Screenshot of Zapier setup for Slack messaging when a file is uploaded to Google Drive. All options are default except removing the file attachment.

Here’s a sample of how the notification in Slack looks: 

Screenshot of the resulting Slack message from Zapier automation notifying the channel that a new file has been dropped to the shared Google Drive.

One quick thing to note when using free tools for automation: Check the limits on the number of automated actions you can perform with different tools, as some automations may occur frequently enough to not be able to work on a certain free tool. If this is the case, don’t get discouraged, there are lots of automation tools available to check out

Seeing the bigger picture

As you look at the software and systems your team uses for anything from communication and messaging to calendars and events tracking and content planning and file storage, consider the ways in which each piece of software supports a part of your newsroom’s workflow. What would it mean to have each of these tools talking to each other? Are there repetitive parts of your work schedule that are simple enough to set up as an automation? Could notifications be useful to inform team members quickly of an opportunity to collaborate?

However, there are a couple of key things to set you up for success to keep in mind if your newsroom is poised to use automations in Airtable, Slack and Google Drive for your own workflows. 

Tips for sustainable success

First, be sure that folks in the newsroom are using these tools consistently. If you have reporters who are putting files in separate servers when they could easily be dropped into a shared drive for multiple users, these opportunities can be easier to miss. Multiple individual systems create chaos, so ensure that you’re all working in the same spaces and not in silos.  

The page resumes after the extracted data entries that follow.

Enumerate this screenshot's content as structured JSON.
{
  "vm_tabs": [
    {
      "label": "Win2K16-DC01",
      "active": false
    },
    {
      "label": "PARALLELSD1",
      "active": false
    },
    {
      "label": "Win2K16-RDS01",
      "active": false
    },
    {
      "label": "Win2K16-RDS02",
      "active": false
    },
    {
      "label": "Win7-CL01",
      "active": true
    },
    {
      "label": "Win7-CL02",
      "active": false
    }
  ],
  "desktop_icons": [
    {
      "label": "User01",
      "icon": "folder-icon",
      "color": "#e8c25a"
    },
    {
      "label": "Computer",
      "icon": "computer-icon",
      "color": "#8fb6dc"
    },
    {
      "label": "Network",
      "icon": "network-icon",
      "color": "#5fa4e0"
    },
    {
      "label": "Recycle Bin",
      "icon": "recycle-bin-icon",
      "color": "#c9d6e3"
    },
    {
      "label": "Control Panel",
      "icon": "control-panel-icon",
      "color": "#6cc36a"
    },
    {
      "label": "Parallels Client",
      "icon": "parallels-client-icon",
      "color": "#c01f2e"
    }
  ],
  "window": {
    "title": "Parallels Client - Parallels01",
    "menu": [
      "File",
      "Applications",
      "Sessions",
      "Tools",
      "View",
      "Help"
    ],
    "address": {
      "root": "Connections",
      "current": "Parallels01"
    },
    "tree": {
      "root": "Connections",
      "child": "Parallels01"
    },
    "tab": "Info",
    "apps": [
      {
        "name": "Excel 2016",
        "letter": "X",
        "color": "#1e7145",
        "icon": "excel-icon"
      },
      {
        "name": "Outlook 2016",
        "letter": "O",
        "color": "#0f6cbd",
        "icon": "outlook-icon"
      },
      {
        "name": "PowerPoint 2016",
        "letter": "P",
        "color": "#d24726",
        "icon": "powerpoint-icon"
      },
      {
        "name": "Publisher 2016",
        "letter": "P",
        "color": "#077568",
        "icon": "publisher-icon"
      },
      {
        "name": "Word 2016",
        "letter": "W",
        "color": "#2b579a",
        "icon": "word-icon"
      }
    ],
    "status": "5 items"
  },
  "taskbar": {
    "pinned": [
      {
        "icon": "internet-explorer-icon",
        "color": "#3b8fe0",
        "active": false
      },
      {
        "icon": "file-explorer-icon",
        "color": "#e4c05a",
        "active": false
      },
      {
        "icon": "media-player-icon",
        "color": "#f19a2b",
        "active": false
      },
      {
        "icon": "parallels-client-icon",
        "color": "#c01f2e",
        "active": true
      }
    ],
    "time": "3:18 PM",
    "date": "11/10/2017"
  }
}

Second, make sure that everyone in your organization has a feeling of shared ownership and accessibility to the tools you are using. You may be tempted to find a point person who handles all entries into Airtable, or who is responsible for sharing all content to a shared drive. This can backfire because it leaves certain people with gaps in the staff’s knowledge of how to use the tool and creates the impression that tools utilized are the responsibility of only one member of the team. This can become a problem as well if a team member who was considered a point person leaves their job.  

If your newsroom aims to collaborate with other newsrooms who have different types of content needs (for example, a radio station and a newspaper, or a TV studio and a magazine) do not subscribe to the mantra of one size fits all. 

It’s OK to recognize that what works for one publication’s organizational sensemaking may not be the same as another’s. However, it is important to start having discussions about the affordances of these systems that are necessary for good collaboration. Just because you may not use the exact same toolkit at all times, it doesn’t mean it’s time to throw in the towel and accept that you can’t have some shared roads to collaboration.